Klaußner, 1949 in Berlin geboren und bereits viele Jahre in Hamburg zu Hause, ist seit Jahrzehnten in Film und Fernsehen und an deutschen Bühnen ein gefragter Schauspieler. Mit seiner Rolle als strenger Pastor in Michael Hanekes Welterfolg und Oscar-nominierten Film "Das weiße Band" sind inzwischen auch international eine Reihe von Produzenten und Regisseuren auf ihn aufmerksam geworden.

Dennoch ist er sich nicht zu schade, an einem kleinen Haus wie dem Polittbüro zu arbeiten. "Szenische Lesungen machen irren Spaß", sagt er. "Man springt mit dem Mut eines Löwen in eine mehr oder weniger ungeprobte radikale Situation." Und dann heiße es: Friss oder stirb.

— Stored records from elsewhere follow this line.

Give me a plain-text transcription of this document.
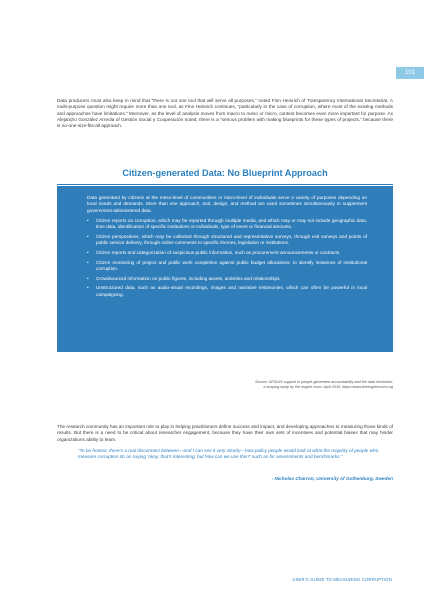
101

Data producers must also keep in mind that “there is not one tool that will serve all purposes,” noted Finn Heinrich of Transparency International Secretariat. A multi-purpose question might require more than one tool, as Finn Heinrich continues, “particularly in the case of corruption, where most of the existing methods and approaches have limitations.” Moreover, as the level of analysis moves from macro to meso or micro, context becomes even more important for purpose. As Alejandro González Arreola of Gestión Social y Cooperación noted, there is a “serious problem with making blueprints for these types of projects,” because there is no-one-size-fits-all approach.

Citizen-generated Data: No Blueprint Approach

Data generated by citizens at the meso-level of communities or micro-level of individuals serve a variety of purposes depending on local needs and demands. More than one approach, tool, design, and method are used sometimes simultaneously to supplement government-administered data.

• Citizen reports on corruption, which may be reported through multiple media, and which may or may not include geographic data, time data, identification of specific institutions or individuals, type of event or financial amounts.
• Citizen perspectives, which may be collected through structured and representative surveys, through exit surveys and points of public service delivery, through online comments to specific themes, legislation or institutions.
• Citizen reports and categorization of suspicious public information, such as procurement announcements or contracts.
• Citizen monitoring of project and public work completion against public budget allocations, to identify instances of institutional corruption.
• Crowdsourced information on public figures, including assets, activities and relationships.
• Unstructured data, such as audio-visual recordings, images and narrative testimonies, which can often be powerful in local campaigning.
Source: DFID/JS support to people-generated accountability and the data revolution:
a scoping study by the engine room. April 2016, https://www.theengineroom.org

The research community has an important role to play in helping practitioners define success and impact, and developing approaches to measuring those kinds of results. But there is a need to be critical about researcher engagement, because they have their own sets of incentives and potential biases that may hinder organizations ability to learn.

“To be honest, there’s a real disconnect between—and I can see it very clearly—how policy people would look at what the majority of people who measure corruption do as saying ‘okay, that’s interesting, but how can we use this?’ such as for assessments and benchmarks.”

- Nicholas Charron, University of Gothenburg, Sweden
USER’S GUIDE TO MEASURING CORRUPTION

"Die intellektuellen Volten, die Pessoa schlägt, haben sich aufs Schönste durch die aktuellen Ereignisse in der Finanzwelt bestätigt", sagt Klaußner über die Novelle des 1935 in Lissabon gestorbenen Schriftstellers. Pessoa kannte sich in dem Milieu, das er in "Ein anarchistischer Bankier" beschreibt, gut aus: Er stammt selbst aus einem Handelshaus und hat bis zu seinem Tod als Außenhandelskorrespondent gearbeitet. Pessoas Hauptfigur erklärt seinem Gegenüber in völlig schlüssiger Logik, dass sich in seiner Person des Bankdirektors Theorie und Praxis des Anarchismus aufs Genaueste vereinigen. Klaußner erklärt dazu, dass ihm als Schauspieler dieses Phänomen des Selbstbetruges nicht völlig fremd ist: "Schauspieler sind dafür geschaffen, ihre gelegentliche Unfähigkeit im wahren Leben durch große Fähigkeiten im falschen zu kompensieren."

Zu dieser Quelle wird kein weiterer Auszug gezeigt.